Studies have demonstrated that ear and forehead (cephalic sites), which are less sensitive to increased vasomotor tone, could be more suitable in critically ill and/or high-risk surgical patients. For the same reason, different studies have demonstrated a high variability of the best threshold ranging from 8 to 20% for interpretation of PVI as an indicator of fluid requirement [26-28]. The finger probe was used in the present study.
The site of measurement was the hand which is usually tucked under the sheets during major surgical procedure. Nociception, hypovolaemia and hypothermia also would have contributed to changes in vascular tone. However, these patients who undergo major open abdominal surgery will probably benefit most if a reliable non-invasive method of fluid requirement is made available. The Masimo pulse oximeter is designed to work well even in low perfusion states but our study did not demonstrate its reliability, when used in this group of patients as a monitoring tool for fluid requirement.
ROC analysis in the different studies showed largely a good prediction of fluid responsiveness, and SVV threshold values ranged from 10% to 13% [29]. A meta-analysis which included 22 studies and 807 patients reported a pooled sensitivity for predicting fluid responsiveness of 88% with a specificity of 89%. The median threshold of the PPV was 12% (interquartile range 10-13%) [30].
The results of the present study shows that both arterial pressure-based SVV by the FloTrac/Vigileo system or non-invasively assessed PVI using Masimo plethysmographic waveform analysis have the potential to serve as valid indicators to predict fluid responsiveness in patients undergoing major abdominal surgery. The current study showed poor correlation between SVV and PVI measurements, thus ruling out the possibility of PVI replacing SVV. If accuracy of PVI could be improved, it can be a very useful perioperative monitor and provide a more objective and yet, non-invasive method of managing fluid therapy.
The strength of our study was that the two modalities of measurement were used simultaneously in each patient and at many points of time. They were also used for monitoring during surgeries with major fluid shifts where they would be of maximum relevance and benefit.
Limitation
Limitations of the study included inability to avoid mild hypothermia despite active warming measures. The Masimo pulse oximeter available to us was Radical 7 model and the finger probe was used.

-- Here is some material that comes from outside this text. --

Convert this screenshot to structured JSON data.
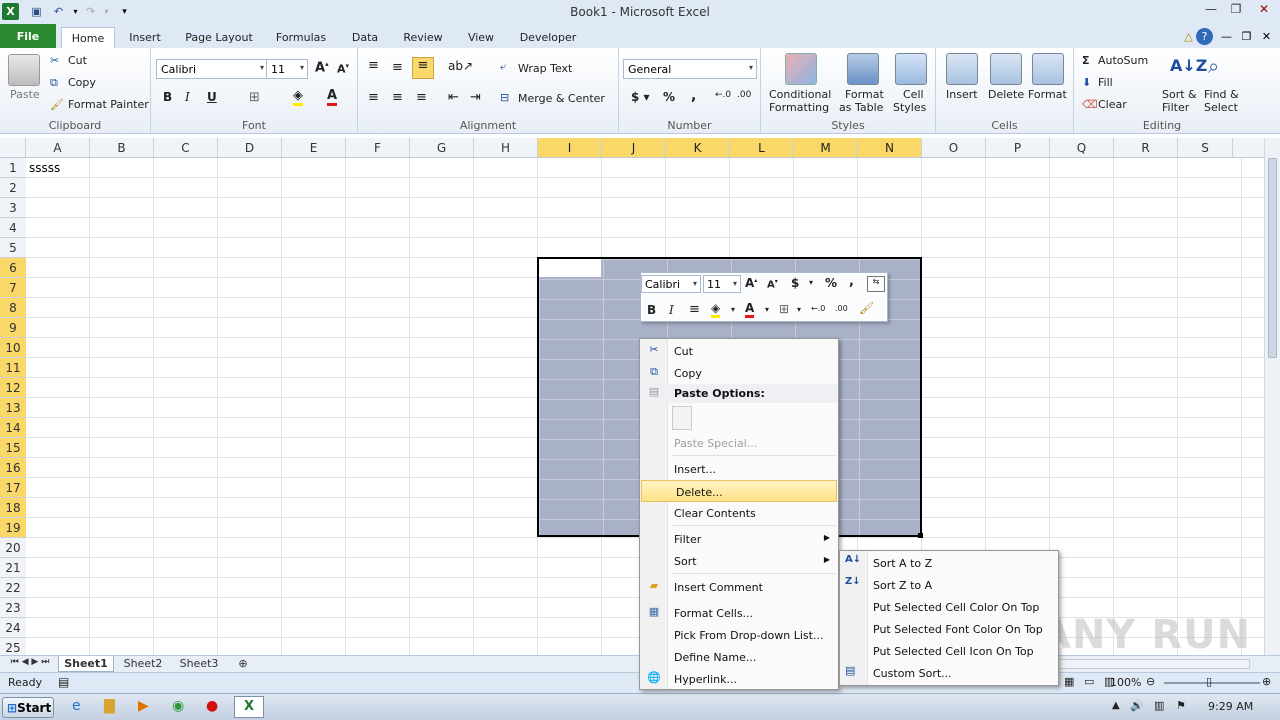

Future studies can evaluate whether the next model Masimo Radical 8 performs better in this situation. Also, a pulse oximeter probe that can be placed more proximally such as on the forehead may be evaluated for better concurrence with SVV.
Conclusion
PVI overestimates and is frequently unreliable as an indicator of fluid responsiveness compared to SVV. Therefore, it cannot be substituted for SVV in patients undergoing major open abdominal surgery.